There are fundamental limitations to the conclusions that can be drawn from this analysis. Retrospective study design inherently leads to the possibility of patient selection bias and incomplete collection of toxicity data. However, the outcome of interest in this study is a chronic and progressive toxicity that is likely to be noted by care providers or patients during follow-up visits. Only 5 patients in our cohort developed RIBP, which limited statistical analyses. We also note that follow-up for the CRT cohort was shorter than the IMRT cohort even though the CRT cohort is chronologically older. There are a couple of key reasons for this difference in follow- up. First, this study spanned a lengthy period, from 2004 through 2015. During the early portions of the study period, multiple transitions occurred in providers taking care of patients with a diagnosis of breast cancer at our institution. As such, follow-up during this period suffered owing to lack of patients returning to the clinic given their primary radiation oncologist was no longer present. These transitions were not present in the latter half of the study period, which is when IMRT was used in our clinic. Another shortcoming of the earlier half of the study period was the lack of a unified electronic medical record system. Follow-ups for patients may have occurred at neighboring clinics and institutions, but these outside records were not easily available for review. With our modern electronic medical record, patients can easily provide consent for outside records to be brought into the system and this has extended the available follow-up period. Once again, this favored the follow-up length for the IMRT cohort.

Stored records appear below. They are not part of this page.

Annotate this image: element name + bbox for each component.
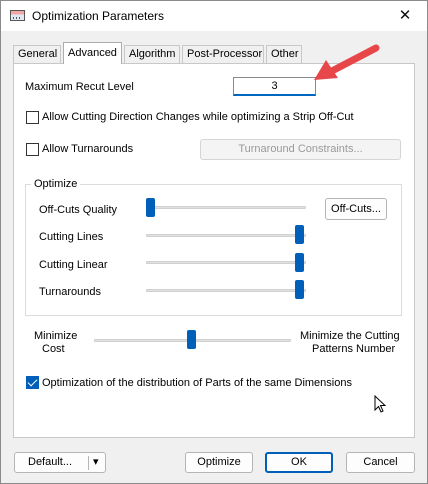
allow-direction-label: Allow Cutting Direction Changes while op… [42,111,354,123]
close-icon[interactable]: ✕ [383,1,427,31]
split-divider [88,456,89,470]
offcuts-quality-track [146,206,306,209]
tab-general[interactable]: General [13,45,61,63]
distribution-checkbox[interactable] [26,376,39,389]
title-bar: Optimization Parameters ✕ [1,1,427,31]
balance-slider[interactable] [187,330,196,349]
tab-algorithm[interactable]: Algorithm [124,45,180,63]
cutting-linear-slider[interactable] [295,253,304,272]
tab-advanced[interactable]: Advanced [63,42,122,64]
cutting-linear-track [146,261,306,264]
minimize-cost-label-line1: Minimize [34,330,78,342]
minimize-patterns-label-line2: Patterns Number [312,343,396,355]
cutting-lines-track [146,234,306,237]
offcuts-quality-label: Off-Cuts Quality [39,204,118,216]
allow-turnarounds-label: Allow Turnarounds [42,143,134,155]
optimize-group-title: Optimize [31,178,81,190]
allow-turnarounds-checkbox[interactable] [26,143,39,156]
distribution-label: Optimization of the distribution of Part… [42,377,352,389]
chevron-down-icon[interactable]: ▾ [93,453,99,472]
offcuts-button[interactable]: Off-Cuts... [325,198,387,220]
turnarounds-slider[interactable] [295,280,304,299]
optimize-button[interactable]: Optimize [185,452,253,473]
tab-other[interactable]: Other [266,45,302,63]
cancel-button[interactable]: Cancel [346,452,415,473]
turnarounds-track [146,289,306,292]
minimize-cost-label-line2: Cost [42,343,65,355]
default-button-label: Default... [28,456,73,468]
mouse-pointer-icon [374,395,387,413]
tab-post-processor[interactable]: Post-Processor [182,45,264,63]
offcuts-quality-slider[interactable] [146,198,155,217]
app-window-icon [10,10,25,21]
red-annotation-arrow-icon [314,44,380,80]
max-recut-input[interactable]: 3 [233,77,316,96]
window-title: Optimization Parameters [32,9,165,23]
turnarounds-label: Turnarounds [39,286,101,298]
cutting-linear-label: Cutting Linear [39,259,108,271]
cutting-lines-slider[interactable] [295,225,304,244]
turnaround-constraints-button[interactable]: Turnaround Constraints... [200,139,401,160]
max-recut-label: Maximum Recut Level [25,81,134,93]
minimize-patterns-label-line1: Minimize the Cutting [300,330,400,342]
ok-button[interactable]: OK [265,452,333,473]
allow-direction-checkbox[interactable] [26,111,39,124]
cutting-lines-label: Cutting Lines [39,231,104,243]
default-button[interactable]: Default... ▾ [14,452,106,473]
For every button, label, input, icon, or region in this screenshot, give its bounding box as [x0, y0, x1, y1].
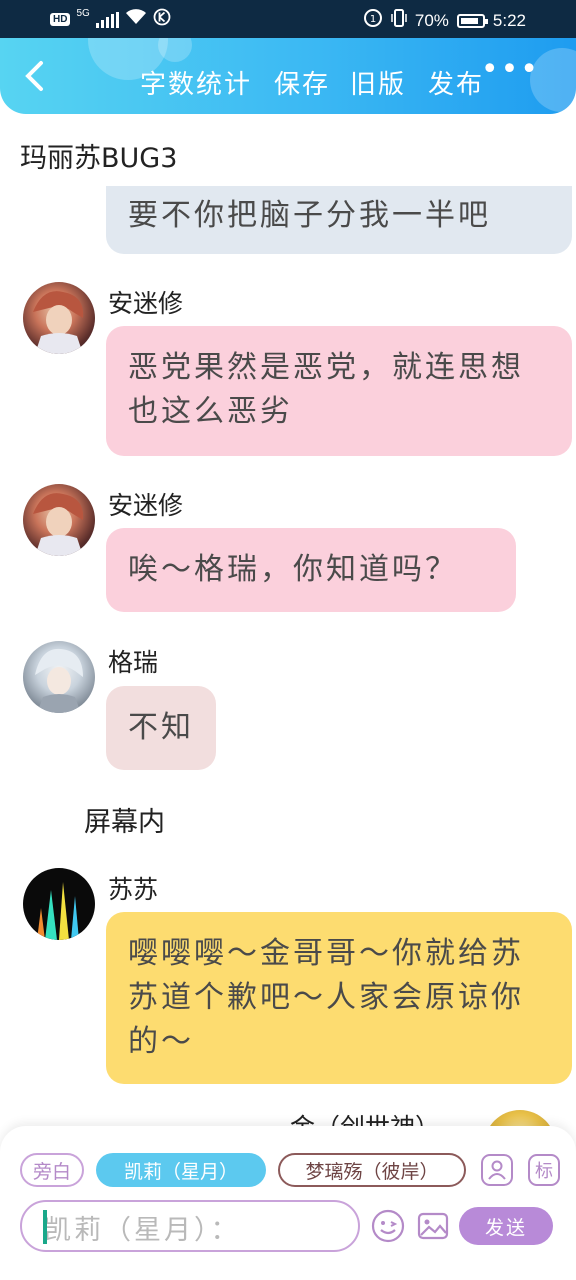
network-type: 5G: [76, 8, 90, 19]
status-right: 1 70% 5:22: [363, 8, 526, 33]
status-bar: HD 5G 1 70% 5:22: [0, 0, 576, 38]
battery-text: 70%: [414, 10, 449, 30]
send-button[interactable]: 发送: [459, 1207, 553, 1245]
vibrate-icon: [391, 8, 407, 33]
k-badge-icon: [153, 8, 171, 31]
emoji-icon[interactable]: [371, 1209, 405, 1243]
message-text: 唉～格瑞，你知道吗？: [128, 552, 458, 587]
app-header: 字数统计 保存 旧版 发布 •••: [0, 38, 576, 114]
avatar[interactable]: [23, 282, 95, 354]
role-chip[interactable]: 梦璃殇（彼岸）: [278, 1153, 466, 1187]
data-saver-icon: 1: [363, 8, 383, 33]
text-cursor: [43, 1210, 47, 1244]
character-portrait-icon: [33, 291, 84, 354]
old-version-button[interactable]: 旧版: [350, 64, 406, 101]
message-bubble: 要不你把脑子分我一半吧: [106, 186, 572, 254]
person-icon[interactable]: [481, 1154, 513, 1186]
message-input[interactable]: 凯莉（星月）：: [20, 1200, 360, 1252]
save-button[interactable]: 保存: [274, 64, 330, 101]
message-bubble: 恶党果然是恶党，就连思想也这么恶劣: [106, 326, 572, 456]
sender-name: 安迷修: [108, 491, 184, 520]
avatar[interactable]: [23, 484, 95, 556]
publish-button[interactable]: 发布: [428, 64, 484, 101]
more-icon[interactable]: •••: [481, 52, 540, 87]
clock: 5:22: [492, 10, 526, 30]
message-text: 不知: [128, 710, 194, 745]
message-text: 恶党果然是恶党，就连思想也这么恶劣: [128, 350, 524, 429]
chevron-left-icon: [25, 61, 43, 91]
svg-text:1: 1: [370, 14, 376, 25]
sender-name: 格瑞: [108, 648, 159, 677]
sender-name: 苏苏: [108, 875, 159, 904]
message-bubble: 不知: [106, 686, 216, 770]
word-count-button[interactable]: 字数统计: [140, 64, 252, 101]
message-text: 嘤嘤嘤～金哥哥～你就给苏苏道个歉吧～人家会原谅你的～: [128, 936, 524, 1059]
battery-icon: [456, 13, 488, 28]
input-placeholder: 凯莉（星月）：: [44, 1215, 241, 1246]
hd-badge: HD: [50, 13, 71, 26]
message-bubble: 嘤嘤嘤～金哥哥～你就给苏苏道个歉吧～人家会原谅你的～: [106, 912, 572, 1084]
wifi-icon: [125, 8, 147, 31]
message-text: 要不你把脑子分我一半吧: [128, 198, 491, 233]
narration-line: 玛丽苏BUG3: [20, 143, 178, 174]
role-chip-narrator[interactable]: 旁白: [20, 1153, 84, 1187]
character-portrait-icon: [35, 648, 83, 713]
sender-name: 安迷修: [108, 289, 184, 318]
back-button[interactable]: [14, 56, 54, 96]
character-portrait-icon: [33, 493, 84, 556]
role-chip-selected[interactable]: 凯莉（星月）: [96, 1153, 266, 1187]
narration-line: 屏幕内: [84, 807, 165, 838]
label-button[interactable]: 标: [528, 1154, 560, 1186]
person-icon: [488, 1160, 506, 1180]
status-left: HD 5G: [50, 8, 171, 31]
avatar[interactable]: [23, 641, 95, 713]
character-portrait-icon: [37, 882, 79, 940]
message-bubble: 唉～格瑞，你知道吗？: [106, 528, 516, 612]
image-icon[interactable]: [416, 1209, 450, 1243]
cell-signal-icon: [95, 11, 119, 28]
avatar[interactable]: [23, 868, 95, 940]
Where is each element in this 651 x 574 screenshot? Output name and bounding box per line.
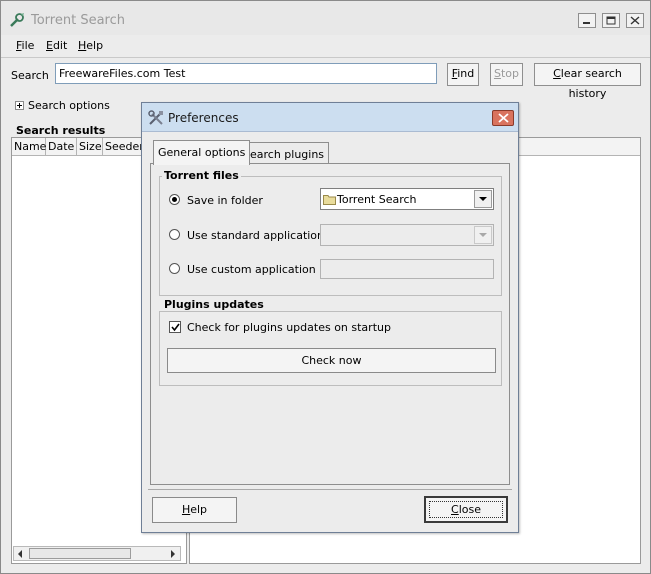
dropdown-arrow-icon (479, 233, 487, 237)
tab-search-plugins[interactable]: Search plugins (238, 142, 330, 165)
menu-edit[interactable]: Edit (46, 39, 67, 52)
torrent-files-group-label: Torrent files (162, 169, 241, 182)
column-header-name[interactable]: Name (12, 138, 46, 156)
check-updates-on-startup-checkbox[interactable] (169, 321, 181, 333)
maximize-icon (606, 16, 616, 25)
close-icon (498, 113, 509, 123)
search-results-title: Search results (16, 124, 106, 137)
dialog-separator (148, 489, 512, 490)
standard-application-combo[interactable] (320, 224, 494, 246)
horizontal-scrollbar[interactable] (13, 546, 181, 561)
scroll-right-icon[interactable] (170, 550, 176, 558)
save-folder-combo[interactable]: Torrent Search (320, 188, 494, 210)
use-standard-application-label: Use standard application (187, 229, 325, 242)
preferences-tools-icon (148, 110, 163, 125)
maximize-button[interactable] (602, 13, 620, 28)
dialog-close-button[interactable] (492, 110, 514, 126)
search-label: Search (11, 69, 49, 82)
folder-icon (323, 195, 336, 205)
save-folder-value: Torrent Search (337, 193, 417, 206)
menu-bar: File Edit Help (1, 36, 650, 56)
minimize-button[interactable] (578, 13, 596, 28)
window-title: Torrent Search (31, 13, 125, 28)
standard-application-dropdown-button[interactable] (474, 226, 492, 244)
column-header-date[interactable]: Date (46, 138, 77, 156)
scroll-left-icon[interactable] (17, 550, 23, 558)
use-standard-application-radio[interactable] (169, 229, 180, 240)
checkmark-icon (171, 323, 180, 332)
title-bar: Torrent Search (1, 1, 650, 35)
general-options-page: Torrent files Save in folder Torrent Sea… (150, 163, 510, 485)
save-in-folder-radio[interactable] (169, 194, 180, 205)
close-button[interactable] (626, 13, 644, 28)
scrollbar-thumb[interactable] (29, 548, 131, 559)
minimize-icon (583, 22, 590, 24)
stop-button[interactable]: Stop (490, 63, 523, 86)
check-updates-on-startup-label: Check for plugins updates on startup (187, 321, 391, 334)
dropdown-arrow-icon (479, 197, 487, 201)
check-now-button[interactable]: Check now (167, 348, 496, 373)
save-folder-dropdown-button[interactable] (474, 190, 492, 208)
focus-rect (429, 501, 503, 518)
dialog-title-bar: Preferences (142, 103, 518, 132)
search-input[interactable]: FreewareFiles.com Test (55, 63, 437, 84)
save-in-folder-label: Save in folder (187, 194, 263, 207)
menu-help[interactable]: Help (78, 39, 103, 52)
column-header-size[interactable]: Size (77, 138, 103, 156)
tab-general-options[interactable]: General options (153, 140, 251, 165)
custom-application-input[interactable] (320, 259, 494, 279)
plugins-updates-group-label: Plugins updates (162, 298, 266, 311)
help-button[interactable]: Help (152, 497, 237, 523)
dialog-title: Preferences (168, 111, 239, 125)
menu-separator (1, 57, 650, 58)
expand-plus-icon (15, 101, 24, 110)
find-button[interactable]: Find (447, 63, 479, 86)
torrent-search-app-icon (10, 13, 24, 27)
menu-file[interactable]: File (16, 39, 34, 52)
clear-search-history-button[interactable]: Clear search history (534, 63, 641, 100)
preferences-dialog: Preferences General options Search plugi… (141, 102, 519, 533)
use-custom-application-label: Use custom application (187, 263, 316, 276)
search-options-expander[interactable]: Search options (15, 99, 110, 112)
close-icon (630, 16, 640, 25)
dialog-close-action-button[interactable]: Close (424, 496, 508, 523)
use-custom-application-radio[interactable] (169, 263, 180, 274)
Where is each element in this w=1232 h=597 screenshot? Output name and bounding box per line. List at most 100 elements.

Even with these limitations, this study provided a thorough evaluation of the risk of RIBP in the setting of comprehensive adjuvant RT for breast cancer using modern treatment techniques.

Conclusions

In summary, RIBP is a rare but devastating consequence of comprehensive adjuvant RT. Our study did not identify any dosimetric predictors for RIBP given the rarity of this outcome, but the rate of RIBP in our cohort compared well with prior data from conventionally treated breast cancer cohorts. Common factors for RIBP included ALND and the use of PAB fields among patients receiving CRT. IMRT did not increase risk for development of RIBP. Studies evaluating IMRT technique in cohorts with prospectively collected toxicity data are needed to establish whether IMRT can reduce the incidence of RIBP for comprehensive adjuvant RT.